Inside Gong Fu Tea, Des Moines’ international tea oasis

View inside the Gong Fu tea shop in East Village — photo by Frankie Schneckloth

Gong Fu, the East Village tea shop, is a calming oasis in the heart of downtown Des Moines. With around 150 teas available and staff on hand to help customers sift through the offerings, the shop provides a chance to make a conscious decision to slow down and savor the moment.

Mike Feller and Rusty Bishop first opened Gong Fu in June 2004. The shop grew out of a friendship formed between the two while at Iowa State University and from a desire to pursue a different lifestyle from the corporate jobs they held at that time.

The shop’s calm, quiet interior and the unhurried process of steeping tea encourages a slower pace and a celebration of the tea ritual.

“The idea behind the whole thing is to calm down a little, relax a little, take a little time to prepare something artfully,” Feller said. “I think that’s one of the best benefits of tea — contrary to our Western lifestyle that’s kind of hurried.”

Gong Fu’s slogan, “Rethink Your Drink,” addresses both the health and spiritual aspects of tea.

Feller said many Gong Fu customers are already fans of tea and visit in search of quality products. Some customers also come hoping to adopt a new, healthy practice or replace an unhealthy habit such as soda or coffee reliance.

Gong Fu’s slogan, “Rethink Your Drink,” addresses both the health and spiritual aspects of tea.

“It’s about really choosing something that is a little more comforting, a little more soothing, a little more calming than what you’ve been accustomed to gulping down in the past,” Feller said.

The shop also offers a tea service in the ceremonial Chinese gong fu style, which dates back to the Ming dynasty. Feller said it’s the focus and concentration of the ceremony that makes it especially meditative, both for the person preparing the tea and the person receiving it.

“The best way to phrase it is, it’s beauty in simplicity,” he said. “To make it beautiful, you have to pay attention to all of your actions.”
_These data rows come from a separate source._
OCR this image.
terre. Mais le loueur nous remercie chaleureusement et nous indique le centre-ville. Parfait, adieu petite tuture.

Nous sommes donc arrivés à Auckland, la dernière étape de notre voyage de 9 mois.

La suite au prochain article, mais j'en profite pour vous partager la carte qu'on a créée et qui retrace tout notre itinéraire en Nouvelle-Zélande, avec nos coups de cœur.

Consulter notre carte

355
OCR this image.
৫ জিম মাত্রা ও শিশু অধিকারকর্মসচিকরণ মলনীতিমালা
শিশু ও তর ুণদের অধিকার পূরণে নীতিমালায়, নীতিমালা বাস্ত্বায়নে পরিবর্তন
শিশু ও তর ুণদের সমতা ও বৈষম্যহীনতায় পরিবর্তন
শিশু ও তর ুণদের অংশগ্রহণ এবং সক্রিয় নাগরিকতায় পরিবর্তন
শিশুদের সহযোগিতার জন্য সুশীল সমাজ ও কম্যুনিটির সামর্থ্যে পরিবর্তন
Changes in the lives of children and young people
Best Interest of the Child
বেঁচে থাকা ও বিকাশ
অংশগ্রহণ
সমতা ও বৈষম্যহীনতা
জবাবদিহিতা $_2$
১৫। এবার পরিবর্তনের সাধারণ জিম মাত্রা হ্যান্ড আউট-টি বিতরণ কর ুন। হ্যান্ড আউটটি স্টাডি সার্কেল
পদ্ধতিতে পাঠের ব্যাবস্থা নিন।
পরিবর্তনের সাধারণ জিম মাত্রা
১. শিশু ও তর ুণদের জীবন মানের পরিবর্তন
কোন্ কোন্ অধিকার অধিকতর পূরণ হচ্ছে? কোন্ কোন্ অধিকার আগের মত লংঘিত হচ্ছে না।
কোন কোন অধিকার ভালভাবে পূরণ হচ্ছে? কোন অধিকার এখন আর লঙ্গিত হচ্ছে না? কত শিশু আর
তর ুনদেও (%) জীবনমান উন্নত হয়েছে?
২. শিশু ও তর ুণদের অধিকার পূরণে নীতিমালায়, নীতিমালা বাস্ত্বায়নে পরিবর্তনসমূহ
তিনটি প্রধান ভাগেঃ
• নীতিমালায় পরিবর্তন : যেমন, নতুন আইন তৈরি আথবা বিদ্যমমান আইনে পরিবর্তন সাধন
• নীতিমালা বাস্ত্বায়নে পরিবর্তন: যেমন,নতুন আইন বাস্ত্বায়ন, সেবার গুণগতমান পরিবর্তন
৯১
In the beginning, Feller and Bishop traveled to tea-producing regions in India, Nepal and Taiwan to develop relationships with growers. Now, with suppliers already lined up, Feller said it’s harder to justify leaving the shop.

“We still do source directly from the growers,” he said. “And those sources came directly from our travels to the tea lands.”

For anyone who is not yet a fan of tea, or who has tried tea in the past but didn’t care for it, Feller encouraged sampling different teas to find one that clicks.

“Don’t get caught up too much in drinking tea just because it’s good for you,” he said. “It doesn’t matter how good it is for you if you don’t like it, because you won’t drink it. Find a tea that you do enjoy.”

The shop offers a wide range of teas, from familiar black teas to green, white and herbal teas, some with fruit or floral notes and others with more roasted or savory flavors. Customers can ask for a cupping to sample a tea they are interested in or just take a whiff of the tea leaves.

“The quickest way to determine whether you’ll like the tea or not is to just smell the tea leaf,” Feller said. “Generally, if you like the smell, you’ll like the taste.”